If you want to cut back on the amount of sodium in your diet, you need to do more than stop reaching for the salt shaker, according to a new study.

In the US, only a small fraction of sodium in most people's diets comes from salt added at the table, researchers found. The majority comes from manufacturing processes and what is added to foods during the cooking process at restaurants.

"Only 11 percent is coming from home - from salt shaker or cooking," said lead author from the University of Minnesota School of Public Health in Minneapolis, Lisa Harnack. "The rest is coming from other sources."

Efforts to reduce the sodium content in our food supply have tremendous potential to lower blood pressure and prevent cardiovascular disease.

Most Americans consume too much salt. Since 1980 the Dietary Guidelines for Americans put out by the government urged reducing sodium, Harnack and colleagues note in the journal Circulation.

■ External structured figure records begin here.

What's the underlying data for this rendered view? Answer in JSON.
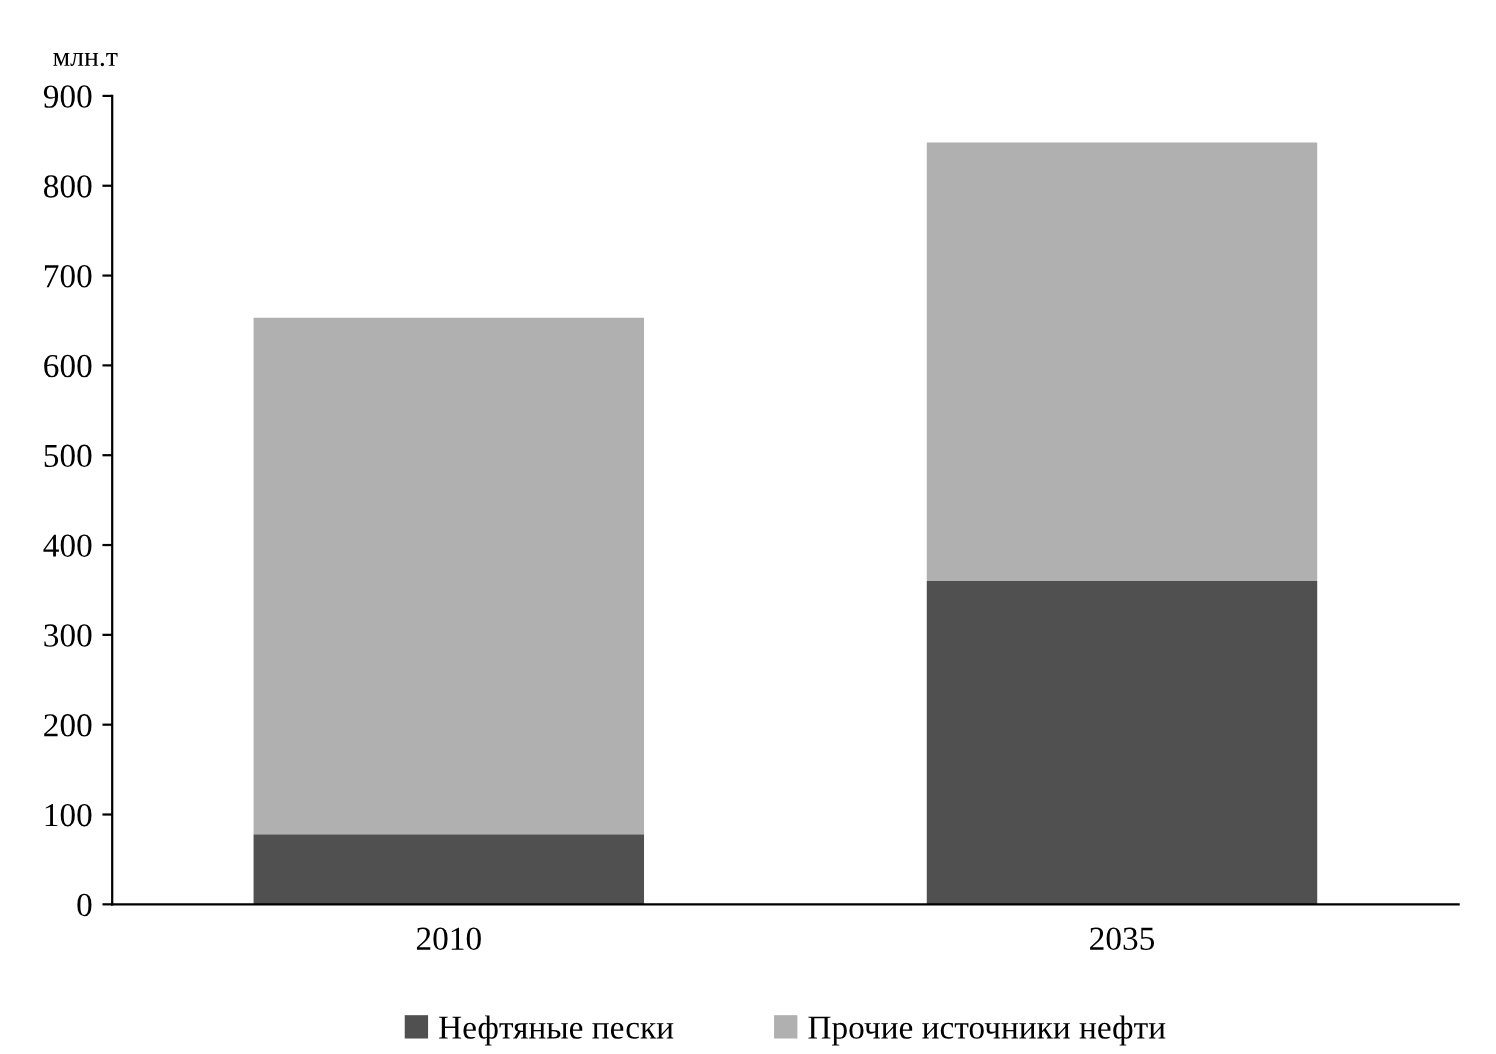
{
  "chart_data": {
    "type": "bar",
    "stacked": true,
    "ylabel": "млн.т",
    "categories": [
      "2010",
      "2035"
    ],
    "series": [
      {
        "name": "Нефтяные пески",
        "color": "#505050",
        "values": [
          78,
          360
        ]
      },
      {
        "name": "Прочие источники нефти",
        "color": "#b0b0b0",
        "values": [
          575,
          488
        ]
      }
    ],
    "ylim": [
      0,
      900
    ],
    "yticks": [
      0,
      100,
      200,
      300,
      400,
      500,
      600,
      700,
      800,
      900
    ],
    "grid": false,
    "legend": "bottom"
  }
}
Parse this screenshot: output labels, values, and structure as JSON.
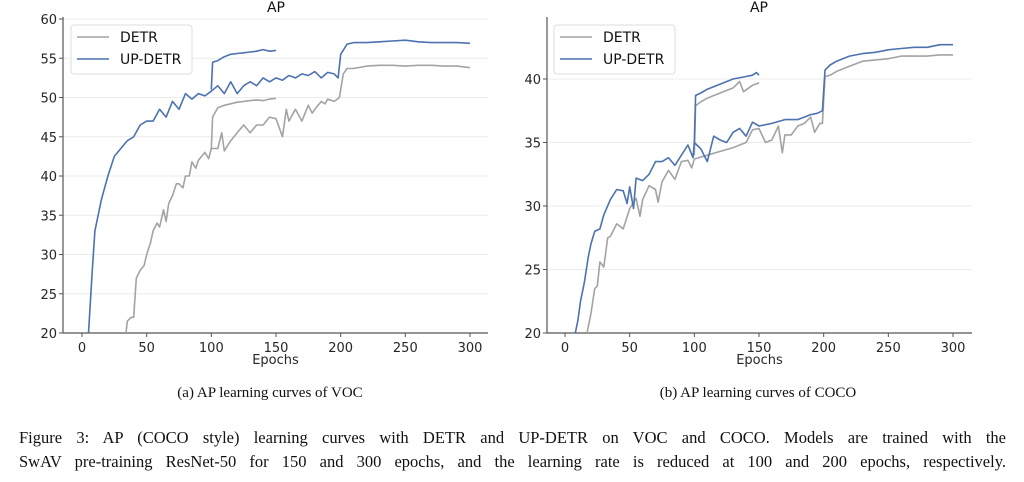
{
  "colors": {
    "detr": "#a3a3a3",
    "updetr": "#4c72b0",
    "grid": "#ececec",
    "axis": "#555555"
  },
  "captions": {
    "sub_a": "(a) AP learning curves of VOC",
    "sub_b": "(b) AP learning curves of COCO",
    "line1": "Figure 3:  AP (COCO style) learning curves with DETR and UP-DETR on VOC and COCO. Models are trained with the",
    "line2": "SwAV pre-training ResNet-50 for 150 and 300 epochs, and the learning rate is reduced at 100 and 200 epochs, respectively."
  },
  "chart_data": [
    {
      "type": "line",
      "title": "AP",
      "xlabel": "Epochs",
      "ylabel": "",
      "xlim": [
        -10,
        308
      ],
      "ylim": [
        20,
        60
      ],
      "xticks": [
        0,
        50,
        100,
        150,
        200,
        250,
        300
      ],
      "yticks": [
        20,
        25,
        30,
        35,
        40,
        45,
        50,
        55,
        60
      ],
      "grid": "horizontal",
      "legend": {
        "placement": "top-left",
        "entries": [
          "DETR",
          "UP-DETR"
        ]
      },
      "series": [
        {
          "name": "DETR",
          "schedule": "300 epochs",
          "color_key": "detr",
          "x": [
            34,
            35,
            38,
            40,
            42,
            45,
            48,
            50,
            53,
            55,
            58,
            60,
            63,
            65,
            67,
            70,
            73,
            75,
            78,
            80,
            83,
            85,
            88,
            90,
            95,
            98,
            100,
            105,
            108,
            110,
            115,
            120,
            125,
            130,
            135,
            140,
            145,
            150,
            155,
            158,
            160,
            165,
            170,
            175,
            178,
            180,
            185,
            188,
            190,
            195,
            199,
            202,
            205,
            210,
            220,
            230,
            240,
            250,
            260,
            270,
            280,
            290,
            300
          ],
          "y": [
            20,
            21.5,
            22,
            22,
            27,
            28,
            28.6,
            30,
            31.5,
            33,
            34,
            33.5,
            35.7,
            34.2,
            36.5,
            37.5,
            39,
            39,
            38.5,
            40,
            40,
            41.8,
            41,
            42,
            43,
            42.2,
            43.5,
            43.5,
            45.5,
            43.2,
            44.5,
            45.5,
            46.5,
            45.5,
            46.5,
            46.5,
            47.5,
            47.3,
            45,
            48.5,
            47,
            48.5,
            47,
            49,
            48,
            48.5,
            49.5,
            49.2,
            49.8,
            49.5,
            50,
            53,
            53.7,
            53.7,
            54,
            54.1,
            54.1,
            54,
            54.1,
            54.1,
            54,
            54,
            53.8
          ]
        },
        {
          "name": "DETR",
          "schedule": "150 epochs",
          "color_key": "detr",
          "x": [
            100,
            101,
            105,
            110,
            115,
            120,
            125,
            130,
            135,
            140,
            145,
            150
          ],
          "y": [
            43.5,
            47.5,
            48.7,
            49,
            49.2,
            49.4,
            49.5,
            49.6,
            49.7,
            49.6,
            49.8,
            49.9
          ]
        },
        {
          "name": "UP-DETR",
          "schedule": "300 epochs",
          "color_key": "updetr",
          "x": [
            5,
            8,
            10,
            15,
            20,
            25,
            30,
            35,
            40,
            45,
            50,
            55,
            60,
            65,
            70,
            75,
            80,
            85,
            90,
            95,
            100,
            105,
            110,
            115,
            120,
            125,
            130,
            135,
            140,
            145,
            150,
            155,
            160,
            165,
            170,
            175,
            180,
            185,
            190,
            195,
            198,
            200,
            205,
            210,
            220,
            230,
            240,
            250,
            260,
            270,
            280,
            290,
            300
          ],
          "y": [
            20,
            28,
            33,
            37,
            40,
            42.5,
            43.5,
            44.5,
            45,
            46.5,
            47,
            47,
            48.5,
            47.5,
            49.5,
            48.5,
            50.5,
            49.8,
            50.5,
            50.2,
            50.8,
            51.5,
            50.5,
            52,
            50.5,
            51.5,
            52,
            51.5,
            52.5,
            52,
            52.5,
            52.2,
            52.8,
            52.5,
            53,
            52.8,
            53.3,
            52.5,
            53.2,
            53,
            52.5,
            55.5,
            56.8,
            57,
            57,
            57.1,
            57.2,
            57.3,
            57.1,
            57,
            57,
            57,
            56.9
          ]
        },
        {
          "name": "UP-DETR",
          "schedule": "150 epochs",
          "color_key": "updetr",
          "x": [
            100,
            101,
            105,
            110,
            115,
            120,
            125,
            130,
            135,
            140,
            145,
            150
          ],
          "y": [
            51,
            54.5,
            54.7,
            55.2,
            55.5,
            55.6,
            55.7,
            55.8,
            55.9,
            56.1,
            55.9,
            56
          ]
        }
      ]
    },
    {
      "type": "line",
      "title": "AP",
      "xlabel": "Epochs",
      "ylabel": "",
      "xlim": [
        -10,
        308
      ],
      "ylim": [
        20,
        45
      ],
      "xticks": [
        0,
        50,
        100,
        150,
        200,
        250,
        300
      ],
      "yticks": [
        20,
        25,
        30,
        35,
        40
      ],
      "grid": "horizontal",
      "legend": {
        "placement": "top-left",
        "entries": [
          "DETR",
          "UP-DETR"
        ]
      },
      "series": [
        {
          "name": "DETR",
          "schedule": "300 epochs",
          "color_key": "detr",
          "x": [
            17,
            20,
            23,
            25,
            27,
            30,
            33,
            35,
            40,
            45,
            50,
            55,
            58,
            60,
            65,
            70,
            72,
            75,
            80,
            85,
            90,
            95,
            98,
            100,
            110,
            120,
            130,
            140,
            145,
            150,
            155,
            160,
            165,
            168,
            170,
            175,
            180,
            185,
            190,
            193,
            197,
            199,
            201,
            205,
            210,
            220,
            230,
            240,
            250,
            260,
            270,
            280,
            290,
            300
          ],
          "y": [
            20,
            21.5,
            23.5,
            23.7,
            25.6,
            25.2,
            27.5,
            27.6,
            28.6,
            28.2,
            29.8,
            30.6,
            29.2,
            30.5,
            31.6,
            31.3,
            30.3,
            31.9,
            32.8,
            32.1,
            33.5,
            33.6,
            33,
            33.7,
            34,
            34.3,
            34.6,
            35,
            36,
            36.1,
            35,
            35.2,
            36.3,
            34.2,
            35.6,
            35.6,
            36.3,
            36.5,
            37,
            35.8,
            36.5,
            36.5,
            40.2,
            40.3,
            40.6,
            41,
            41.4,
            41.5,
            41.6,
            41.8,
            41.8,
            41.8,
            41.9,
            41.9
          ]
        },
        {
          "name": "DETR",
          "schedule": "150 epochs",
          "color_key": "detr",
          "x": [
            100,
            101,
            105,
            110,
            120,
            130,
            135,
            138,
            145,
            150
          ],
          "y": [
            34,
            37.9,
            38.2,
            38.5,
            38.9,
            39.3,
            39.8,
            39,
            39.5,
            39.7
          ]
        },
        {
          "name": "UP-DETR",
          "schedule": "300 epochs",
          "color_key": "updetr",
          "x": [
            8,
            10,
            12,
            15,
            18,
            20,
            23,
            27,
            30,
            35,
            40,
            45,
            48,
            50,
            53,
            55,
            60,
            65,
            70,
            75,
            80,
            85,
            90,
            95,
            99,
            100,
            105,
            110,
            115,
            120,
            125,
            130,
            135,
            140,
            145,
            150,
            160,
            170,
            180,
            190,
            195,
            199,
            201,
            205,
            210,
            220,
            230,
            240,
            250,
            260,
            270,
            280,
            290,
            300
          ],
          "y": [
            20,
            21,
            22.5,
            24,
            26,
            27,
            28,
            28.2,
            29.3,
            30.5,
            31.3,
            31.2,
            30.2,
            31.5,
            29.8,
            32.2,
            32,
            32.5,
            33.5,
            33.5,
            33.8,
            33.2,
            34,
            34.8,
            33.8,
            35,
            34.5,
            33.5,
            35.5,
            35.2,
            35,
            35.8,
            36.1,
            35.5,
            36.6,
            36.3,
            36.5,
            36.8,
            36.8,
            37.2,
            37.3,
            37.5,
            40.7,
            41.1,
            41.4,
            41.8,
            42,
            42.1,
            42.3,
            42.4,
            42.5,
            42.5,
            42.7,
            42.7
          ]
        },
        {
          "name": "UP-DETR",
          "schedule": "150 epochs",
          "color_key": "updetr",
          "x": [
            100,
            101,
            105,
            110,
            120,
            130,
            140,
            145,
            148,
            150
          ],
          "y": [
            35,
            38.7,
            38.9,
            39.2,
            39.6,
            40,
            40.2,
            40.3,
            40.5,
            40.3
          ]
        }
      ]
    }
  ]
}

The current recommendation is that people get less than 2,300 mg of sodium per day, which is the amount in about one teaspoon of salt. The Institute of Medicine (IOM) in 2010 recommended reducing sodium in commercially packaged and prepared foods.

To determine the sources of salt in people's diets, the researchers recruited 450 adults from Birmingham, Alabama; Minneapolis, Minnesota; and Palo Alto, California between 2013 and 2014.

The participants were interviewed to determine everything they ate over four days. They were also seen in clinics, and provided the researchers with a plastic bag containing the same amount of salt they added when eating foods.

The average amount of sodium in people's daily diets was 3,501 mg, on average, the researchers found.

Some groups had more sodium in their diets than others. For example, men ate more sodium overall than women. Black or Asian participants tended to add more salt to their food than Hispanics. Also, people with lower levels of education tended to consume more sodium than those with higher levels.

For all groups, sodium added during the manufacturing process was the leading source in the diet.

The researchers found that 71 percent of sodium in the participants' diets came from outside the home, through restaurants or processed foods. Another 14 percent occurred naturally in food.

About six percent of sodium came from what people added during meal preparation, and five percent came from what they added while they were eating.

Less than one percent of sodium came from dietary supplements and water sources.

Harnack said the results show most sodium is coming from items bought in stores - like potato chips - or foods like hamburgers ordered at restaurants.

"They really need to be reading the nutrition panels in grocery stores and choose carefully at restaurants," said Harnack.

The results have implications for patients, doctors and policy, Johns Hopkins University in Baltimore's Dr. Lawrence Appel and Kathryn Foti write in an editorial published with the study.

People should focus on product selection, they add, and doctors should also emphasize this to patients. For policymakers, they say the study reinforces the 2010 IOM recommendation to reduce sodium in products.

"Efforts to reduce the sodium content in our food supply have tremendous potential to lower (blood pressure) and prevent cardiovascular disease," Appel and Foti conclude.